On Thursday my two great friends were on the edge of the world, and I was with them. It took a week to get there, mostly walking up and down mountains with shit on our backs. Actually more than just a week- when I really think about it it took 3 years or so (that’s when we did our first trip all together). It’s both a blessing and a curse that you can make a tradition out of anything, anytime, but this was one of the good ideas.
The thing about summiting a mountain, is you have to feel like it’s the end of something, or else you’d go mad. For a second you put aside all the miles of hiking you still have to do, and focus on the success of that view. It’s certainly a nice ultimate moment. No uphill ever again!
That’s what I said to my two great friends on the edge of the world. I had to walk up stairs as soon as I got home.
What I’m trying to say, is the edge of the world was the end for a moment: it was the only moment that mattered, the end of waiting for the sun, of our day, of our trip, of our adventures together for the summer. But not the end for long.

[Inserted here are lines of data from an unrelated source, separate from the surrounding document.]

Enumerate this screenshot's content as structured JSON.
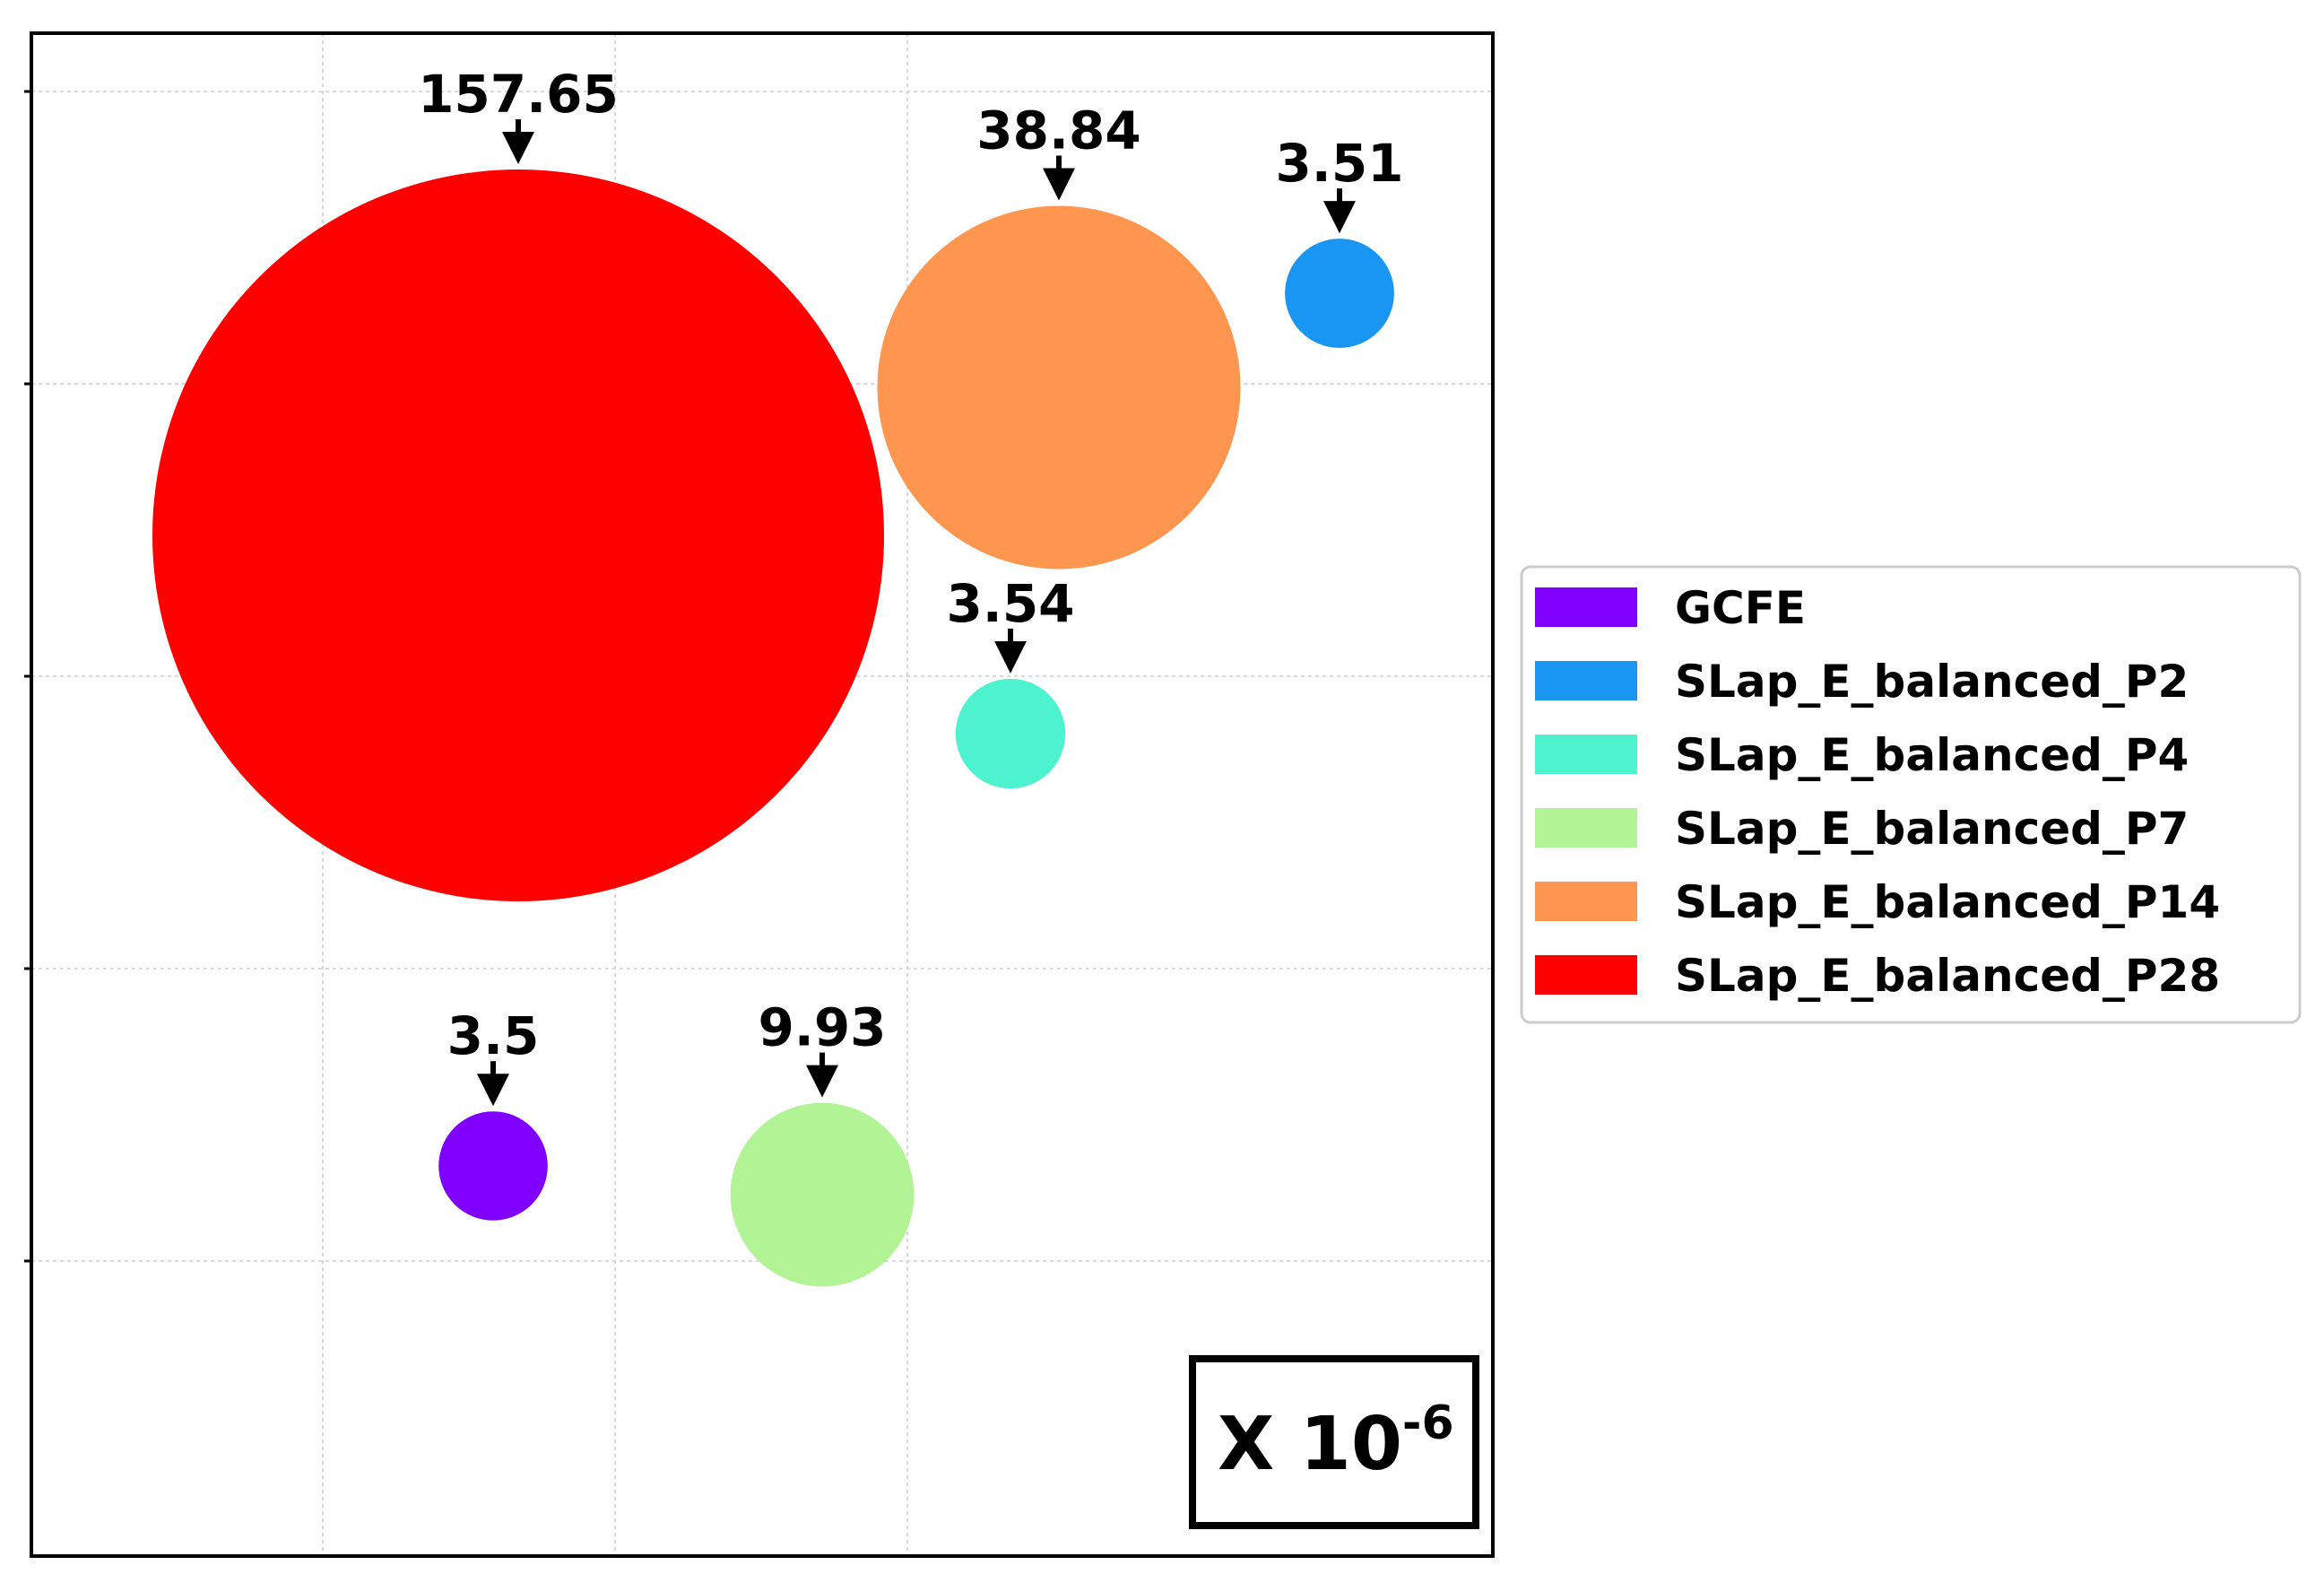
{
  "chart_data": {
    "type": "bubble",
    "title": "",
    "xlabel": "",
    "ylabel": "",
    "grid": true,
    "legend_placement": "outside-right",
    "scale_note": {
      "base": "X 10",
      "exponent": "-6"
    },
    "series": [
      {
        "name": "GCFE",
        "value": 3.5,
        "label": "3.5",
        "color": "#8000ff"
      },
      {
        "name": "SLap_E_balanced_P2",
        "value": 3.51,
        "label": "3.51",
        "color": "#1996f3"
      },
      {
        "name": "SLap_E_balanced_P4",
        "value": 3.54,
        "label": "3.54",
        "color": "#4df3ce"
      },
      {
        "name": "SLap_E_balanced_P7",
        "value": 9.93,
        "label": "9.93",
        "color": "#b2f396"
      },
      {
        "name": "SLap_E_balanced_P14",
        "value": 38.84,
        "label": "38.84",
        "color": "#ff964f"
      },
      {
        "name": "SLap_E_balanced_P28",
        "value": 157.65,
        "label": "157.65",
        "color": "#ff0000"
      }
    ]
  }
}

Next time we will hike again and we will wake up on the last morning at 3 or 2 or… 12 and hike in the tense darkness, fueled by adrenaline, fear, and cold cliff bars, for hours, until we emerge above treeline and the stars explode into sight: falling, fallen, scattered in the nearby hills in little magnetic clusters. 50 mph winds, freezing temps, but our hearts will be warm and the sunset won’t have to be “worth it” because, in all honesty, that’s not the main event.
It ends up being “worth it” just to show off.